Personalmente non amo i racconti in generale e secondo me questo romanzo, seppur successivamente unificato, risente lo stesso nella lettura di alcune ridondanze che si trovano nei racconti seriali, che vogliono dare dei piccoli riepiloghi al lettore.
Detto questo la storia della prigione di Cold Montain, la tragedia della condanna a morte del gigante Jon Coffey sicuramente mi sono piaciuti al di là di tutto il resto.
La storia è nota a tutti ma oltre alla trama principale ci sono delle piccole sotto trame che funzionano particolarmente e tengono il lettore pieno di curiosità in entrambi i fronti.
Il Paul Edgecombe giovane a capo della prigione è un uomo forte, sensibile a modo suo e con una coscienza pulita sebbene il lavoro che ha scelto di fare.
Accompagnare i detenuti che sono stati condannati per i loro crimini è un compito pesante, ti consuma l’anima ma Paul lo fa con la massima “delicatezza” che può esserci in un lavoro del genere.

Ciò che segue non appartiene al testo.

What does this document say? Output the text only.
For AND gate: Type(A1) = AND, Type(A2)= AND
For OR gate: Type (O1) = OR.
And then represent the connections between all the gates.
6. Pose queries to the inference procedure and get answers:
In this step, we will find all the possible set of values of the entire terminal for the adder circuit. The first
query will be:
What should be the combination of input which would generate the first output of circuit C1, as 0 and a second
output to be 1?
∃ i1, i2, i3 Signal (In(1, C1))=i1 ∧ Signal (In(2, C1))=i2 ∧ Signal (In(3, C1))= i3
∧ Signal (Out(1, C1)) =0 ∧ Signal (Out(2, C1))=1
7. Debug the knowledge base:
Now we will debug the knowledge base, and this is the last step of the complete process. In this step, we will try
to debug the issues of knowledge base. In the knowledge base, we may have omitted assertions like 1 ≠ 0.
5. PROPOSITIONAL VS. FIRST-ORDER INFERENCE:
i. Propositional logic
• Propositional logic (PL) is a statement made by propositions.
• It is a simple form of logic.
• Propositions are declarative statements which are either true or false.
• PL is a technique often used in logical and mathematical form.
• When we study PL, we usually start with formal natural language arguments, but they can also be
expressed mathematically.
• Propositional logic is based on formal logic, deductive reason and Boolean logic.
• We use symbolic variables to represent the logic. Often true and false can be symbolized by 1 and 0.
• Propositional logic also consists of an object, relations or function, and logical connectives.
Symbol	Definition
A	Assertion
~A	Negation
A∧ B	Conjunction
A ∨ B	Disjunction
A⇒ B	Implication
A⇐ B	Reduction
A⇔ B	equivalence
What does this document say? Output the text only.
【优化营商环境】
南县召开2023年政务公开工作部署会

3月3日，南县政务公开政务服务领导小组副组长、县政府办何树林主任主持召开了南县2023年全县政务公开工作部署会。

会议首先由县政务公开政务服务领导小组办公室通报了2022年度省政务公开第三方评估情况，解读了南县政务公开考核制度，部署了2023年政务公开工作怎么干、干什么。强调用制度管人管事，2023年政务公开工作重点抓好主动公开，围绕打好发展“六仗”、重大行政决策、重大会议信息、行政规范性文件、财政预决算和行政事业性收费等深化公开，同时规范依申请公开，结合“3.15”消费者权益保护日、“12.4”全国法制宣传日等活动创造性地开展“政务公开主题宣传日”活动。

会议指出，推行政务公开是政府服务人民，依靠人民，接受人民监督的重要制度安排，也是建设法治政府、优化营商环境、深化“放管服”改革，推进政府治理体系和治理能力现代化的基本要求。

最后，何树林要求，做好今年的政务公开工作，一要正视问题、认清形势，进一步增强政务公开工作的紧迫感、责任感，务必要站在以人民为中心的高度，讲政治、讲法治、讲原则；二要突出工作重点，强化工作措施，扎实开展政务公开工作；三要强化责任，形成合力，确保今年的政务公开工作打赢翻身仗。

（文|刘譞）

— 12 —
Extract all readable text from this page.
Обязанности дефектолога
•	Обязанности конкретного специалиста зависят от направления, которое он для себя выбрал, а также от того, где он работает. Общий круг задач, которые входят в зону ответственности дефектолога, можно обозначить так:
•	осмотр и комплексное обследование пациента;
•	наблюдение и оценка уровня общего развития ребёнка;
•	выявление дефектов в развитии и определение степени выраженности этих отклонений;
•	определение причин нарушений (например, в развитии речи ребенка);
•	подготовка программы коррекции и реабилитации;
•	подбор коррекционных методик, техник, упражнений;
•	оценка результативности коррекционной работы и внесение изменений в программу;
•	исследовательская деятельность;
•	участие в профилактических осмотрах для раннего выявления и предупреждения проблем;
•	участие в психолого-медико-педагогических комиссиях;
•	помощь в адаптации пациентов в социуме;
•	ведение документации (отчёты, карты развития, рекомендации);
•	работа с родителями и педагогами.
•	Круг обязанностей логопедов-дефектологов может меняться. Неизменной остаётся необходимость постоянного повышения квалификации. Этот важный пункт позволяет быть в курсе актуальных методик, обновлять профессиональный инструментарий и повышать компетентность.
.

Il Paul anziano, colui che narra la storia, è un uomo più debole ma ancora di lucido e sveglio di mente, rinchiuso in un’ospizio ma con un piccolo segreto.
Di sicuro non posso dire che è il mio King preferito ma ho trovato la storia toccante e leggermente da brivido, con questa sottile lotta tra bene e male che non può mai mancare nei suoi romanzi.